For instance, the Suncoast Parkway and Florida Turnpike are expanding into or closer to Citrus County, bringing more residents and possibly more privately-run, tax-funded charter schools.
More parents are also enrolling their four-year-olds into public pre-K programs for earlier education, pressuring the district to create more classes, Hebert said.
But how can the district supply more instruction when they’re having trouble retaining the educators to teach it?
Hebert said housing and apartment options in the county are either nonexistent, expensive or limited to the elderly population, pushing incoming teachers to reside out of county and eventually work there instead.
"I want to be able to have this great instructional staff in Citrus County, but there’s nowhere to live,"
Another question — of many — for the Vision Check to answer.
Lawter said efforts in improving pathways between the K-12, undergraduate and graduate grade levels, and Vision Check will only help strengthen those connections.
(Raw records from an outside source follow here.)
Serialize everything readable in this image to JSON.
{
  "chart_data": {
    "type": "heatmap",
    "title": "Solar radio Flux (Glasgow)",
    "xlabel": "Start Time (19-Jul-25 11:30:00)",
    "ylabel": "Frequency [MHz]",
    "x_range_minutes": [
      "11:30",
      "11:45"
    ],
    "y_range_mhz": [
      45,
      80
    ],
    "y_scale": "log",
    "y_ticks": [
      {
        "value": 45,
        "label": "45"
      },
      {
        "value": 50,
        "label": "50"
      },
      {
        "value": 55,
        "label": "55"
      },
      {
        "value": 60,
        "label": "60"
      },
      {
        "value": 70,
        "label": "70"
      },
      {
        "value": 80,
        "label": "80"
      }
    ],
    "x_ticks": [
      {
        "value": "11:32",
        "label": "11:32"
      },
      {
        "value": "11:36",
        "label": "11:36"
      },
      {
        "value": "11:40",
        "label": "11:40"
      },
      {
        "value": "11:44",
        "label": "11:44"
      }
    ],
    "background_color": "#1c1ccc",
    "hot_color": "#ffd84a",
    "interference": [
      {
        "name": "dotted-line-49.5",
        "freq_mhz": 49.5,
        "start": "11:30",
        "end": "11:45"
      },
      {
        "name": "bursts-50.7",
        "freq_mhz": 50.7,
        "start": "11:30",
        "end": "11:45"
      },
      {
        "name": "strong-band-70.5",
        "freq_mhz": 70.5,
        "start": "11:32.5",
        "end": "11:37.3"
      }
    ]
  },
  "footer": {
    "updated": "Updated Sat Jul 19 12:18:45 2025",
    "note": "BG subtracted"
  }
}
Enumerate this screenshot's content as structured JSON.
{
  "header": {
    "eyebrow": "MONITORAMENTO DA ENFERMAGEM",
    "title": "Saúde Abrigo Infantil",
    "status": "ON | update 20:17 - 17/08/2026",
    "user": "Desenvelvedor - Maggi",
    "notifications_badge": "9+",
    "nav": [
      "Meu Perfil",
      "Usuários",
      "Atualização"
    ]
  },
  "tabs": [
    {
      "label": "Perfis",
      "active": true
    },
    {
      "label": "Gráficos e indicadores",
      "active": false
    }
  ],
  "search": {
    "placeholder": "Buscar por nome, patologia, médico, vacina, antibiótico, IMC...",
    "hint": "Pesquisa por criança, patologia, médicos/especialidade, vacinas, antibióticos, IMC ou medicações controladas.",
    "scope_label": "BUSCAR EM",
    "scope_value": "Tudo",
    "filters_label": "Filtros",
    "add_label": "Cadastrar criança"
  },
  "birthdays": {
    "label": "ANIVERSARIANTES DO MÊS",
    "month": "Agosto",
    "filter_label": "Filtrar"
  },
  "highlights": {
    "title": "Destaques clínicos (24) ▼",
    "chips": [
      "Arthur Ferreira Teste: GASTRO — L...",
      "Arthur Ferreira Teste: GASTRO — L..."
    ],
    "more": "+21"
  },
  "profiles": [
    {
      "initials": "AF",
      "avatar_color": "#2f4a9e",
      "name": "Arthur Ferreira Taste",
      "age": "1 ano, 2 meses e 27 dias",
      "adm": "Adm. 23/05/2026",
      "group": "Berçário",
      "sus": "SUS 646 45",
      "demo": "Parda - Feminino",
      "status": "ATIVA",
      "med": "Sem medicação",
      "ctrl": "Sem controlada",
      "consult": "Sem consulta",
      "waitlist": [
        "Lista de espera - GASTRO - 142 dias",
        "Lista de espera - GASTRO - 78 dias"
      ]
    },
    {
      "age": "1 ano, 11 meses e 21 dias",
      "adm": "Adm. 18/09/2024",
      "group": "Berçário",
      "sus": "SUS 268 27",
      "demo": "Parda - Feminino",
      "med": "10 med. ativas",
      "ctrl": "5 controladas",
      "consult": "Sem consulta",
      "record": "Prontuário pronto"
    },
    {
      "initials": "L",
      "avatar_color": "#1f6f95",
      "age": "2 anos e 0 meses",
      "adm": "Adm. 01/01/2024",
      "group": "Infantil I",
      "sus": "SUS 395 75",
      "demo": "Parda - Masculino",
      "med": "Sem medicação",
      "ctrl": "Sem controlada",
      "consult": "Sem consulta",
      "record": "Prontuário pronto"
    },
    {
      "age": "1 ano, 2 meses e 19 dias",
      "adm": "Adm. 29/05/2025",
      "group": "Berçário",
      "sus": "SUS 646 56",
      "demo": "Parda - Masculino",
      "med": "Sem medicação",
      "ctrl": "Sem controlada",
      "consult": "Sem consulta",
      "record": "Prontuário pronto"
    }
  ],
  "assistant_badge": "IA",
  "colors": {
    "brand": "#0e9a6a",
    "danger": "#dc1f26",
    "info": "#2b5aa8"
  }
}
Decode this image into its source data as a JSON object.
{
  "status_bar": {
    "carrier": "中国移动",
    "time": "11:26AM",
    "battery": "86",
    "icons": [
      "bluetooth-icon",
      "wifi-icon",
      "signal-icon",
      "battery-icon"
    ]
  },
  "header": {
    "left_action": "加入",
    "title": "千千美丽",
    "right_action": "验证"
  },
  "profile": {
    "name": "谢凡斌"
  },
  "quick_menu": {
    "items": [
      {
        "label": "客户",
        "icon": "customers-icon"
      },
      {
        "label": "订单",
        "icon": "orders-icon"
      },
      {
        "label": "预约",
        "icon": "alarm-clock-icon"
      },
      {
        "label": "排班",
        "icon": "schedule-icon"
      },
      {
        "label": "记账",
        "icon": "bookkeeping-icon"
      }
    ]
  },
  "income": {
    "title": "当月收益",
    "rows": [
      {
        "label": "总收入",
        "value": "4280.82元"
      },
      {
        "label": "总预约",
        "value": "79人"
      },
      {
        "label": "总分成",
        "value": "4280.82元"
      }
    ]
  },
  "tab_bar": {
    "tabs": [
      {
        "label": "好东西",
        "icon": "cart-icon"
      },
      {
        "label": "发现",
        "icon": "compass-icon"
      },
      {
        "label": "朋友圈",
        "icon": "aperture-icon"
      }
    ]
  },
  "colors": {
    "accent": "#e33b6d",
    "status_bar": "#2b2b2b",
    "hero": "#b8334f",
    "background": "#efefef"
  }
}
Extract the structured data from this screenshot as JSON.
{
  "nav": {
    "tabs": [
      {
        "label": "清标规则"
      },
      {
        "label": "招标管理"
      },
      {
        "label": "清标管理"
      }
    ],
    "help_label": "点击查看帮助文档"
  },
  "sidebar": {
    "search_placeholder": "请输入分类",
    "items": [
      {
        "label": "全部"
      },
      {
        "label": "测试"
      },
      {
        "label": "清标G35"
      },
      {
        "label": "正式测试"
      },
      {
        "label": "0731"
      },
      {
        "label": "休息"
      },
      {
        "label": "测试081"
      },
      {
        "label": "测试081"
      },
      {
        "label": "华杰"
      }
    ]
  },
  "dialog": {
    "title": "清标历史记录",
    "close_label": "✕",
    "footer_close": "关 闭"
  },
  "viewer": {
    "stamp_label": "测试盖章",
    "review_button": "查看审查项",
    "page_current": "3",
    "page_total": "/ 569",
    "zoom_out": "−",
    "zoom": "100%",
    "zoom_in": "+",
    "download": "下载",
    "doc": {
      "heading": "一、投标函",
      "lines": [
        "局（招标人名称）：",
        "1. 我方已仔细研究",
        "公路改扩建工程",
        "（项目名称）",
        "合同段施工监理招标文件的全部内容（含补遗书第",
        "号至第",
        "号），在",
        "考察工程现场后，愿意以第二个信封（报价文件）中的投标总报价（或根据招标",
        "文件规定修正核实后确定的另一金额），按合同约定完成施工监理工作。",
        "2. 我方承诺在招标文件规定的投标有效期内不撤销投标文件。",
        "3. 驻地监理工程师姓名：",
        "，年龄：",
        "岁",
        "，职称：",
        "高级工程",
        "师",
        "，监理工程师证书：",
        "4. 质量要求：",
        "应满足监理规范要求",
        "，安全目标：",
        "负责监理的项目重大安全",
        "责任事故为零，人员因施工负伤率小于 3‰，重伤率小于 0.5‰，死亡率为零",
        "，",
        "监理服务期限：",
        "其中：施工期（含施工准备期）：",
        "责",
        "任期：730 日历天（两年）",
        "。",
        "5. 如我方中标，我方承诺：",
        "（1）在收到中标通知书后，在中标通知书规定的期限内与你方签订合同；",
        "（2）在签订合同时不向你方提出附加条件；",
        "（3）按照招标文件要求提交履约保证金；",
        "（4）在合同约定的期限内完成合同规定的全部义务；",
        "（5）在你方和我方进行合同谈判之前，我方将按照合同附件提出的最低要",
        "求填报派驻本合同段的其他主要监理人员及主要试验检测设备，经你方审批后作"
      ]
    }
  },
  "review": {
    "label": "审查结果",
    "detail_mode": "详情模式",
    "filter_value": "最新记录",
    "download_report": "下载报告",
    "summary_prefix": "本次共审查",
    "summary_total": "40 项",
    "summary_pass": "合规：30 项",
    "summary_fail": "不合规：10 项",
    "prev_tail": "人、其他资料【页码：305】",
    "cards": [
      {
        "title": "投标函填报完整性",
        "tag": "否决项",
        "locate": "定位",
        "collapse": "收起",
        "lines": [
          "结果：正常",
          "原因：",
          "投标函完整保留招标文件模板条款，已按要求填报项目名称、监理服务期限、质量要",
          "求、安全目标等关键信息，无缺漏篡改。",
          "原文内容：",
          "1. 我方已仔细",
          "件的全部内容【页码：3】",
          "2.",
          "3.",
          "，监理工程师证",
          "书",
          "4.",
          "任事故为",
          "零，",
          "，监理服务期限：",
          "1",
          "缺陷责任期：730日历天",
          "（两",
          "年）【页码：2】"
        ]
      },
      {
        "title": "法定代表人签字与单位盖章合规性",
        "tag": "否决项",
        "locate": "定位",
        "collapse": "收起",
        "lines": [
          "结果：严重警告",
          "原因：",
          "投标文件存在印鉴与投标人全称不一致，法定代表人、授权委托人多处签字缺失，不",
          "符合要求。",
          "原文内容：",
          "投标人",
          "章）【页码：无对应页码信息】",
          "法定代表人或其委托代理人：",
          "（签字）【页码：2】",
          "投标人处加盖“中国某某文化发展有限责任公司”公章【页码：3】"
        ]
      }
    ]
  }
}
“I would hope that students in this county…can design their own destiny,” Lawter said. “We have to make sure we create the pathways and support services to allow them to reach that destiny.”
CF already has partnerships with the University of Central Florida and University of South Florida to guarantee admissions at those schools for those who graduated at CF with an associate’s degree.
But the reasoning for those efforts will be lost if Citrus County doesn’t have an attractive and sustainable place for those native, educated minds to return home to and prosper.
“How do we give them opportunities so grads don’t go elsewhere?" Lawter said. "A more educated community is a stronger community."